O Ministério Público do Distrito Federal e Territórios (MPDFT) conseguiu acesso a um documento financeiro interno da Blaze que mostra um faturamento bruto de R$ 1,9 bilhão no período de janeiro a novembro de 2025. A informação foi incorporada ao recurso apresentado pelo órgão contra a decisão que negou os pedidos liminares em uma ação civil pública movida contra a casa de apostas e influenciadores que fizeram propaganda da empresa.
De acordo com a manifestação protocolada pelo promotor Paulo Roberto Binicheski, o balanço só foi obtido após o início da ação judicial.
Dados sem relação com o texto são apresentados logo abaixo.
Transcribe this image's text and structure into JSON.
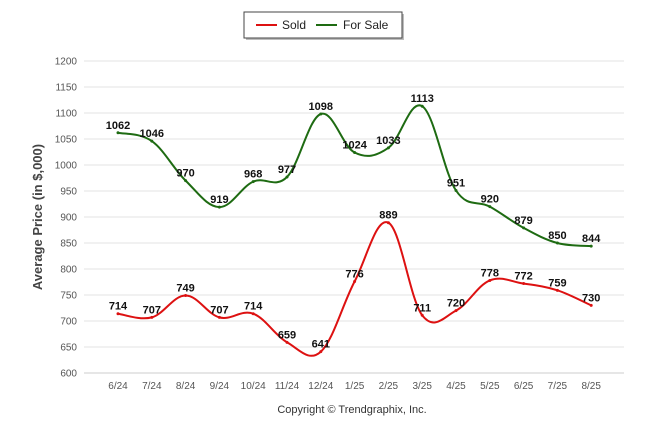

Para o MPDFT, os novos números financeiros representam uma mudança substancial na discussão sobre o valor da indenização solicitada no processo, uma vez que demonstram a real capacidade econômica da empresa.
Diante do documento, o Ministério Público passou a defender que a indenização por dano moral coletivo seja fixada em R$ 380 milhões. O cálculo utiliza, por analogia, o limite de 20% do faturamento bruto previsto na Lei de Defesa da Concorrência para aplicação de sanções administrativas. Aplicado ao faturamento de R$ 1,9 bilhão informado no balancete, o percentual resulta exatamente no novo valor defendido pelo órgão.
No recurso, o MP afirma que a indenização deve ter efeito não apenas reparatório, mas também pedagógico. O documento sustenta que a sanção precisa superar a vantagem econômica eventualmente obtida com a conduta investigada para evitar que práticas consideradas ilícitas continuem sendo financeiramente vantajosas. Para justificar esse entendimento, a Promotoria adota o conceito econômico de “optimal fine”, segundo o qual a punição deve elevar o custo da infração a um patamar capaz de desestimular novas ocorrências.
Outro ponto destacado no recurso é que o faturamento foi utilizado em conjunto com o Gross Gaming Revenue (GGR), indicador que representa a parcela das apostas efetivamente retida pela plataforma após o pagamento dos prêmios. Segundo o Ministério Público, esse parâmetro oferece uma base objetiva para mensurar o benefício econômico obtido pela empresa e afastar critérios arbitrários na fixação da indenização.
Além de recalcular o valor do dano moral coletivo, o MPDFT também pediu autorização para aditar a ação e incluir um novo pedido: que a Blaze seja condenada a devolver integralmente as perdas financeiras de apostadores diagnosticados com ludopatia, desde que a condição seja comprovada por laudo de profissional de saúde mental habilitado.
A ação civil pública foi revelada pela coluna e continua em tramitação na Justiça do Distrito Federal. O recurso do MPDFT busca reverter a decisão que indeferiu os pedidos liminares e ampliar o escopo da indenização.